06/08/2010 - 10 Lượt xem

The economy expanded 6.9 percent on-year in the fourth quarter, up from a revised 6.04 percent in the third quarter, and grew 5.32 percent for the full year, according to figures released last week by the General Statistics Office in Hanoi. This marked a rebound after first-quarter expansion of 3.14 percent, the slowest on record.

The State Bank of Vietnam (SBV) will need to increase its benchmark interest rate again because of the strong fourth-quarter growth and accelerating inflation, wrote Johanna Chua, the Hong Kong-based head of Asian economic research at Citigroup.

The central bank rate was raised to 8 percent from 7 percent as of December 1.
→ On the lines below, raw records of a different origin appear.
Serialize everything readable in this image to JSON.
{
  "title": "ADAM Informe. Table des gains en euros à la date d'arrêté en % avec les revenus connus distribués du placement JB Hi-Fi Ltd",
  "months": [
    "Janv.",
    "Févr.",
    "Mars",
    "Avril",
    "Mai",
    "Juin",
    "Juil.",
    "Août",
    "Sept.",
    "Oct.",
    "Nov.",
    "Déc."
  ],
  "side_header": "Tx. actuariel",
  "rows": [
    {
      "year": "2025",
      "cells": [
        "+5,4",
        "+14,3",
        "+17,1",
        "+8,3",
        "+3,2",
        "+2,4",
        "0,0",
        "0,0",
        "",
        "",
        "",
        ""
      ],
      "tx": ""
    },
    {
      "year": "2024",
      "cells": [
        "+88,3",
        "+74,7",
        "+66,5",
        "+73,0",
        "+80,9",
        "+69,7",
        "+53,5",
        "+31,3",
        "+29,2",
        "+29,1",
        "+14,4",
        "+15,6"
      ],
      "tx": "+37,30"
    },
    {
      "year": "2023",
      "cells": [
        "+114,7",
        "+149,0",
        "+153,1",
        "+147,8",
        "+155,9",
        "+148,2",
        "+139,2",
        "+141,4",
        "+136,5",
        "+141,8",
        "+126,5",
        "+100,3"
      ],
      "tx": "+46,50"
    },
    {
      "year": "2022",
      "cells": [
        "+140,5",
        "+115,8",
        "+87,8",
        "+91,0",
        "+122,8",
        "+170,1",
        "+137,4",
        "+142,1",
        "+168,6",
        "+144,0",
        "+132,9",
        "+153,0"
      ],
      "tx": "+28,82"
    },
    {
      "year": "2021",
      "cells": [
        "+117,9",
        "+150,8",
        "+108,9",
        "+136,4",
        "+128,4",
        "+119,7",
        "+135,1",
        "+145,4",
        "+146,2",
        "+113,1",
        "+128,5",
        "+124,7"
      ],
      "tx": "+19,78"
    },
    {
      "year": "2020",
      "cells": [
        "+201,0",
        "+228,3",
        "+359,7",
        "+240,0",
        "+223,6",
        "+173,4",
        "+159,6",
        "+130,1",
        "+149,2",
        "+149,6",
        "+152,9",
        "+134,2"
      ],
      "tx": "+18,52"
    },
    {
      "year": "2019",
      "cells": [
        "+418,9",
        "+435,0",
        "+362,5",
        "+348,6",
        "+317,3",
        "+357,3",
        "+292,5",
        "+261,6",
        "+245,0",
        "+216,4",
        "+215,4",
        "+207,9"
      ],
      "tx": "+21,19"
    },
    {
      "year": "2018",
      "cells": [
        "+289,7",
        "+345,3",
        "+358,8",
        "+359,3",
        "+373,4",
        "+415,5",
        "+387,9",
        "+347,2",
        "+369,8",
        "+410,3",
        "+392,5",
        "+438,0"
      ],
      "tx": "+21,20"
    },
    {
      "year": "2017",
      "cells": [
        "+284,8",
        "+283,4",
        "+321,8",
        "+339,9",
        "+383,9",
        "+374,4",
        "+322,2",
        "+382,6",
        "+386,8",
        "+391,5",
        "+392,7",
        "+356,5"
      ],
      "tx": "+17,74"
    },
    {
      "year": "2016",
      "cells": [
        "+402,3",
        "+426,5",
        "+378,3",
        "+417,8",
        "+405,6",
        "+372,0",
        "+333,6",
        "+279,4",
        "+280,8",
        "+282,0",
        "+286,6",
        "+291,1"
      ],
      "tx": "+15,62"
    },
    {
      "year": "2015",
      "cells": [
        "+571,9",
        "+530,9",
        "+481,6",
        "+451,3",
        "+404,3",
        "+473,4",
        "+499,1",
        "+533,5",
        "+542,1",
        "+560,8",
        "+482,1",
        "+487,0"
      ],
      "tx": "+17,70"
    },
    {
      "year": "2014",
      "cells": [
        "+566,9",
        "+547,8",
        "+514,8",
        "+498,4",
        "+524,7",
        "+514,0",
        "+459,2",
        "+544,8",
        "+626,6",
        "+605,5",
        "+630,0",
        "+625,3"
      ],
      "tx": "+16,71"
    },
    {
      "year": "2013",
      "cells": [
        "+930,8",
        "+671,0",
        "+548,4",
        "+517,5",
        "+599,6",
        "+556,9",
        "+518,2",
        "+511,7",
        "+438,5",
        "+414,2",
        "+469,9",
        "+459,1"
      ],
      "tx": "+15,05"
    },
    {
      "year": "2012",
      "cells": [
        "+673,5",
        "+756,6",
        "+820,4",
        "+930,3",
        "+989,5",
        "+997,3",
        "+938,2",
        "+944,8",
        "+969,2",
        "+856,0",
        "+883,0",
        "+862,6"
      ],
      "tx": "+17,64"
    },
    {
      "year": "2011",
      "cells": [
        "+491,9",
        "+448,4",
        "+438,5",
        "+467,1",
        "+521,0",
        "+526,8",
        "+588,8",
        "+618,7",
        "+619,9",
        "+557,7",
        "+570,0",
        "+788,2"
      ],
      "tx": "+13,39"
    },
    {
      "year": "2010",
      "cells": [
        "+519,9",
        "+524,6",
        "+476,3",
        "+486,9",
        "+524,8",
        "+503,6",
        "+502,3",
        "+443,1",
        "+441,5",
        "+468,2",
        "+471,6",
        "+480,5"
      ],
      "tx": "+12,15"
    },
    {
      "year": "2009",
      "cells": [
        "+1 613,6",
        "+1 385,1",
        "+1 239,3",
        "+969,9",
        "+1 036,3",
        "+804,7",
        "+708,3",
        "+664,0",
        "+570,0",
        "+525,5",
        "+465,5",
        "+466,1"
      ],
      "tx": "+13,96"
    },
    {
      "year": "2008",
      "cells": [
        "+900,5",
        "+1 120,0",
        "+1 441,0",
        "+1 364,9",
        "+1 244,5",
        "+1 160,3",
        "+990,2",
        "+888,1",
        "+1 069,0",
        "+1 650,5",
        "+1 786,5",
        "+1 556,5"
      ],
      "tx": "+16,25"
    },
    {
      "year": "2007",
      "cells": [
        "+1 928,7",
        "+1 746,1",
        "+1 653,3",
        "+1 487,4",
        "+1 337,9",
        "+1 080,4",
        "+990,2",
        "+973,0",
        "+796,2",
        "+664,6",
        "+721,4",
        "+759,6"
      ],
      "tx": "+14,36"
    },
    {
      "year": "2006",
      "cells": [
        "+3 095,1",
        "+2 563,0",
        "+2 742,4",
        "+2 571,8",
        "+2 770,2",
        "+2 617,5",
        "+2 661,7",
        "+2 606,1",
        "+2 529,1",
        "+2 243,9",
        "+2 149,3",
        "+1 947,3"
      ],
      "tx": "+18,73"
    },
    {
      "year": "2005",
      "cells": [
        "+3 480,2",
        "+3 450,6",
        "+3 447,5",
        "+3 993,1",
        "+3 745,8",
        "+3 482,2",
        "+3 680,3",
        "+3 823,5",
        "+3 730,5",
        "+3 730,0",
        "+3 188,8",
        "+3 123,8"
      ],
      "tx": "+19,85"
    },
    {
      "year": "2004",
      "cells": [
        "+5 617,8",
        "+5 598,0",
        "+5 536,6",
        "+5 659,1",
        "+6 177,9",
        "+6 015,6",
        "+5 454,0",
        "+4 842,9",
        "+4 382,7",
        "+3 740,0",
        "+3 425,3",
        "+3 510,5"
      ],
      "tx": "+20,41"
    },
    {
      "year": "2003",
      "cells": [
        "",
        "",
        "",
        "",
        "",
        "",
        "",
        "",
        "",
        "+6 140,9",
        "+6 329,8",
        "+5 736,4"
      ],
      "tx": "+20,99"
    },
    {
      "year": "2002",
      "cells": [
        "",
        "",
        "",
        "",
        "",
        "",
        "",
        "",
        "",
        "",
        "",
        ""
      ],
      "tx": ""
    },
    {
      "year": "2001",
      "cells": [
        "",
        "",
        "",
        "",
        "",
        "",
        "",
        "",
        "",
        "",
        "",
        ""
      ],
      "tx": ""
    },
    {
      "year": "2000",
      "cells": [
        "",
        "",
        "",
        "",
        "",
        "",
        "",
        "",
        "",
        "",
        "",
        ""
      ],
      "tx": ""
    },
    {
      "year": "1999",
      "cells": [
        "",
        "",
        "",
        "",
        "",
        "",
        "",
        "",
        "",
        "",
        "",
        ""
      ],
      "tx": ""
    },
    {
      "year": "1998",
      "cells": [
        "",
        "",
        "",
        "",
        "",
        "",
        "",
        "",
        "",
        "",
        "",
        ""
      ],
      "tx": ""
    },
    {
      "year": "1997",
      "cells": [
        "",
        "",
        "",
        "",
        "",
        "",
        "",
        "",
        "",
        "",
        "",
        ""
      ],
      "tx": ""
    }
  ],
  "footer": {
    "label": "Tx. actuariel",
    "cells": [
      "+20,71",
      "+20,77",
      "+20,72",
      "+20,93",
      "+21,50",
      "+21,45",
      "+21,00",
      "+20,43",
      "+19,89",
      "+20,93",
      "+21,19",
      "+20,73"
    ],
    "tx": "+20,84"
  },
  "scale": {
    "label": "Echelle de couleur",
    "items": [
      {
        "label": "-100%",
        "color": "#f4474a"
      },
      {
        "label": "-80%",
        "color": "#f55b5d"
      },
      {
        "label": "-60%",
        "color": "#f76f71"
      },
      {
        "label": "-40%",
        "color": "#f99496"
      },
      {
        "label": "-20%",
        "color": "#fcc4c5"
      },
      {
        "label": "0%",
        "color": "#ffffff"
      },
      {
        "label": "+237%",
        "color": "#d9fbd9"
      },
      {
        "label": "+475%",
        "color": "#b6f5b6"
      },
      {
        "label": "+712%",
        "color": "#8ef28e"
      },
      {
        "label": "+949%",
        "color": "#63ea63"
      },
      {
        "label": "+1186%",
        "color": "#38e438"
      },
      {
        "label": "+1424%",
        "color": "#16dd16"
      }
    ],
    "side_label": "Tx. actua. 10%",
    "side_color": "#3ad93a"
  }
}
Fourth-quarter economic growth was “much stronger than expected,” Chua wrote, in a note dated Monday that said Citigroup expected full-year growth of 4.7 percent, without giving its forecast for the past three months. Vietnam’s construction industry in particular was helped by “strong monetary and fiscal stimulus,” she said in the note.

The sub-category measuring construction grew 11.4 percent on-year in 2009, according to General Statistics Office figures. The industry’s “booming” growth in 2009 was driven by higher lending, a drop in construction costs and government infrastructure projects, according to a research note dated December 31 from Barclays Plc.

Policy bias shifted

Vietnam’s government has changed its policy focus to controlling inflation over further boosting an economic growth rate that is already accelerating, Barclays Plc said.

President Nguyen Minh Triet said in September that the government was focusing more on growth than on inflation. That bias has now reversed, given Vietnam’s “solid growth momentum,” according to Barclays.

Economic growth is “no longer an issue, and inflation concerns are building,” wrote Prakriti Sofat, a Singapore-based economist for Barclays Capital, in a research note. “The policy bias has shifted.”

The change will probably soon result in more interest-rate increases, Sofat wrote. “We look for a further 200 basis points of hikes in the first half of 2010,” which would push the benchmark rate to 10 percent.

Moves such as the interest-rate increase are “evidence of the State Bank of Vietnam wresting back control of macroeconomic policy,” DWS Vietnam Fund Ltd. said, in a monthly note released last week. The central bank is “prioritizing price stability ahead of rapid credit-fueled growth.”

Rising inflation

Credit growth accelerated to about 38 percent last year from 25 percent in 2008. Credit in Vietnam may grow 30 percent in 2010, a figure that would be consistent with an economic growth rate of about 6.5 percent, Sofat wrote.

Shipments of electronic products and garments are rebounding, and overall Vietnamese exports should benefit this year from a weaker exchange rate, Chua wrote.

The exchange rate of the Vietnamese dong against the dollar fell to 18,479 by the end of last year from 17,483 at the end of 2008. The currency’s weakness has probably already fed into inflation, Chua wrote. Prices rose 6.52 percent year-on-year in December, the fourth straight month in which the General Statistics Office has reported a higher figure.

“Strong fourth-quarter 2009 growth and rising inflation warrant more tightening,” Chua wrote. “Inflation risks are rising.”

In addition to raising its benchmark rate to as much as 9 percent, the central bank may also abolish or revise a regulation that places a ceiling on how much interest lenders can charge borrowers, she wrote.

Such a move would “further tighten monetary conditions,” she said in her note.